Solar power projects intended to turn solar heat into steam to generate electricity have struggled to compete amid tumbling prices for solar energy from solid-state photovoltaic (PV) panels. But the first commercial-scale implementation of an innovative solar thermal design could turn the tide. Engineered from the ground up to store some of its solar energy, the 110-megawatt plant is nearing completion in the Crescent Dunes near Tonopah, Nev. It aims to simultaneously produce the cheapest solar thermal power and to dispatch that power for up to 10 hours after the setting sun has idled photovoltaics.
“When the grid wants 110 MW, we’ll provide 110 MW. There will be no variability,” says Kevin Smith, CEO for SolarReserve, the plant’s developer, based in Santa Monica, Calif.
Crescent Dunes, due to come on line by the end of this year, uses over 10,000 mirrors to focus sunlight on a heat receiver atop a 165-meter-high tower—a layout resembling California’s massive Ivanpah solar power tower. However, while Ivanpah’s receiver heats steam and pipes it directly to turbine generators, SolarReserve’s heats a molten mixture of nitrate salts that can be stored in insulated tanks and withdrawn on demand to run the plant’s steam generators and turbine when electricity is most valuable. Smith expects that NV Energy, the Las Vegas–based utility contracted to buy Crescent Dunes’ output, will want it mostly during the utility’s unusually late demand peak, which the Vegas Strip’s nightlife routinely stretches toward midnight.

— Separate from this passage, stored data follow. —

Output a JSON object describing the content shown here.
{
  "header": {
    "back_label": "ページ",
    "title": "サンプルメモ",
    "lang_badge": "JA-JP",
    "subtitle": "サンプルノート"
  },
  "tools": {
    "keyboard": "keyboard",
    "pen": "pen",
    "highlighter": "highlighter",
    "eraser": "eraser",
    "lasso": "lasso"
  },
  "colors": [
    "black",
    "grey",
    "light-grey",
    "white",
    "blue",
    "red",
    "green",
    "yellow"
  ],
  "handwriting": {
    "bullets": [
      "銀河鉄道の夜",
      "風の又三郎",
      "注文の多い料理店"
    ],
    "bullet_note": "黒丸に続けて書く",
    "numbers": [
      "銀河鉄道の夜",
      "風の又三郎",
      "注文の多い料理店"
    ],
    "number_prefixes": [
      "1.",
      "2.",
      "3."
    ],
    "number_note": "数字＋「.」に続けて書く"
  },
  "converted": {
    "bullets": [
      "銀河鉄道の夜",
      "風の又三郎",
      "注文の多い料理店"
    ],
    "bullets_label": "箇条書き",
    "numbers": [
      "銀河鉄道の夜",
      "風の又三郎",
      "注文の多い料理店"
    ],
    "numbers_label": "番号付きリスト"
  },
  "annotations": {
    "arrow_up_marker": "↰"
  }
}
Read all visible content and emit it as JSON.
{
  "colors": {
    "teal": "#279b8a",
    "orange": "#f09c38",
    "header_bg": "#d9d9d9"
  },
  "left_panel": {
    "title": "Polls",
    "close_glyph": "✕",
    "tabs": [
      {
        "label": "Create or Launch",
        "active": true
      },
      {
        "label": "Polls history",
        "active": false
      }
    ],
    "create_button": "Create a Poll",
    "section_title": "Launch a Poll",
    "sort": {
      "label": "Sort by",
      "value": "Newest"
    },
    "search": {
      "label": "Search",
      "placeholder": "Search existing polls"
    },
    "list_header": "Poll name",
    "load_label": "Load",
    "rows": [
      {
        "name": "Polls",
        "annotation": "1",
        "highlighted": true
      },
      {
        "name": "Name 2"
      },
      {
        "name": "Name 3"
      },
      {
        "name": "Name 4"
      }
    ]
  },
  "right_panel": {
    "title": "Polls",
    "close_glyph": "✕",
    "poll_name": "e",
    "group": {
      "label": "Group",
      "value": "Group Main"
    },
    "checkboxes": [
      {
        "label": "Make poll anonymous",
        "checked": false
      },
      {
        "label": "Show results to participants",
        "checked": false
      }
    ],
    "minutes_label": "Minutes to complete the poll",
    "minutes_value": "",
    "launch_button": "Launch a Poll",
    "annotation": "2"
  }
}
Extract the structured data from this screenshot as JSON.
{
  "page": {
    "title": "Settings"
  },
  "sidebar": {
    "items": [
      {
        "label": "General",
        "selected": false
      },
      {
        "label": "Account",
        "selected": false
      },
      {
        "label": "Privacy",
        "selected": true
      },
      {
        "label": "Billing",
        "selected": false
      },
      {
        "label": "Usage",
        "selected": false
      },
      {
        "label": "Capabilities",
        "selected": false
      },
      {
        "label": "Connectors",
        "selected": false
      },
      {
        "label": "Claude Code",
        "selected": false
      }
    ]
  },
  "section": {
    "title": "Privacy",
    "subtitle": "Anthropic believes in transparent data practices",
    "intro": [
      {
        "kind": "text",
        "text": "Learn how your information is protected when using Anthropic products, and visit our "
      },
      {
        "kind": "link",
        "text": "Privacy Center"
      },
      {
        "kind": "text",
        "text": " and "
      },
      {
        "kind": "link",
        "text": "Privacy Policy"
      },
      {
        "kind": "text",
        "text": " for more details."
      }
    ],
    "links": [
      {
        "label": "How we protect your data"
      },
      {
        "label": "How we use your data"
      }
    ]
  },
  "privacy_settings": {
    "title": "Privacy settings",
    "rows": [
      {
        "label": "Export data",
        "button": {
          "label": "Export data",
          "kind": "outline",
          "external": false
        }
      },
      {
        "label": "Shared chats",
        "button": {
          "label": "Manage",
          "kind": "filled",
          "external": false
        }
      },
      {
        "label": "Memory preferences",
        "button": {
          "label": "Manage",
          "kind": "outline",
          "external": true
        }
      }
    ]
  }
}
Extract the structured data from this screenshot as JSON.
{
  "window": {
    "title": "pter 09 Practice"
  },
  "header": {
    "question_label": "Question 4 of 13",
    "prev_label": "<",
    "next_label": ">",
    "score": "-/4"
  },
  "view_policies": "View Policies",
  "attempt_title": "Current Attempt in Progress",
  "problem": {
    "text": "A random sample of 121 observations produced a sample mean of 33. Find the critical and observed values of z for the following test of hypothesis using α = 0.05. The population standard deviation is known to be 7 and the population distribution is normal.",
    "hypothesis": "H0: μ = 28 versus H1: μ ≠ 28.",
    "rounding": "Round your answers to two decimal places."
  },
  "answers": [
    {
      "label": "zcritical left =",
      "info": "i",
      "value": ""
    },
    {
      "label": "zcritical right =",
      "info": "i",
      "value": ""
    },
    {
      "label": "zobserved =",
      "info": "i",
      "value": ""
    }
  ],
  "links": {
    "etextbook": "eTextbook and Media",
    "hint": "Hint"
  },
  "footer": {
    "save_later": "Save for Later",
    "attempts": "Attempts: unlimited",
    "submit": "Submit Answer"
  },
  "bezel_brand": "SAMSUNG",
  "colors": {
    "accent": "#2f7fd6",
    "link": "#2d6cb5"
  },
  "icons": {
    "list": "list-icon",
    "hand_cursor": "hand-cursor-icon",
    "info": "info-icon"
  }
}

Mark Mehos, thermal systems group manager at the National Renewable Energy Laboratory (NREL), says molten salt towers akin to SolarReserve’s are “the next-generation technology” for solar thermal power. Plants without storage may never be able to compete with PV, says Mehos. And while molten salt storage is often added to trough-style plants, which use hectares of parabolic mirrors to heat synthetic oil flowing through pipes suspended above them, salt towers are cheaper and more efficient, he says.
Eliminating the heat exchange between oil and salts trims energy storage losses from about 7 percent to just 2 percent. The tower also heats its molten salt to 566 °C, whereas oil-based plants top out at 400 °C. That temperature boost squeezes 5 to 6 percent more power from the plant’s steam turbines and enables a tank of salt to hold two to three times as much energy. The temperature advantage could grow: In September, SolarReserve won a US $2.4 million grant from the U.S. Department of Energy to develop a ceramic receiver that can withstand 732 °C.
Now the company just needs to make Crescent Dunes run. SolarReserve finished its construction early this year and was targeting first power generation at press time in early October. Smith says that one of the biggest complexities to master is the repositioning of the mirrors—more than 1 million square meters of reflective glass—every 60 seconds to keep their beams focused on the receiver. A 20-MW demonstration-scale plant completed in 2011 by Spanish solar thermal developer Sener Grupo de Ingeniería is running well, according to Mehos, but it must coordinate about one-sixth the number of mirrors as the new Nevada plant.
Crescent Dunes promises to be the first of many big molten salt towers. Sener and fellow Spanish solar thermal developer Abengoa have large towers under construction in Morocco and Chile, respectively. SolarReserve expects to break ground this year in South Africa on its second plant. With the first plant completed, costs are coming down. Crescent Dunes’ generation earns about $190 per megawatt-hour, including the value of federal subsidies, whereas Smith says the company’s South Africa plant will get $125/MWh with no subsidies.
At present, solar thermal makes the most sense in markets where, unlike the United States, natural gas is pricey enough to make gas-fired plants less attractive for managing peak demand. But stronger growth is projected in the United States as well, because climate protections there threaten to restrict the use of natural gas to balance power generated by increasing levels of intermittent renewable power. NREL has predicted that solar thermal plants could be doing as much grid balancing in California as gas-fired and hydro plants combined by 2030, when that state’s utilities are mandated to use 50 percent renewable electricity.
That is, unless declining battery costs make storing PV power more economical. James Nelson, a California-based energy modeler with the Union of Concerned Scientists, says this intrasolar race will be good for the environment: “I’m glad we have multiple technologies that can help the transition from gas power plants.”
This article originally appeared in print as “Molten Salt Tower Reboots Solar Thermal Power.”
A correction to this article was made on 27 October 2015.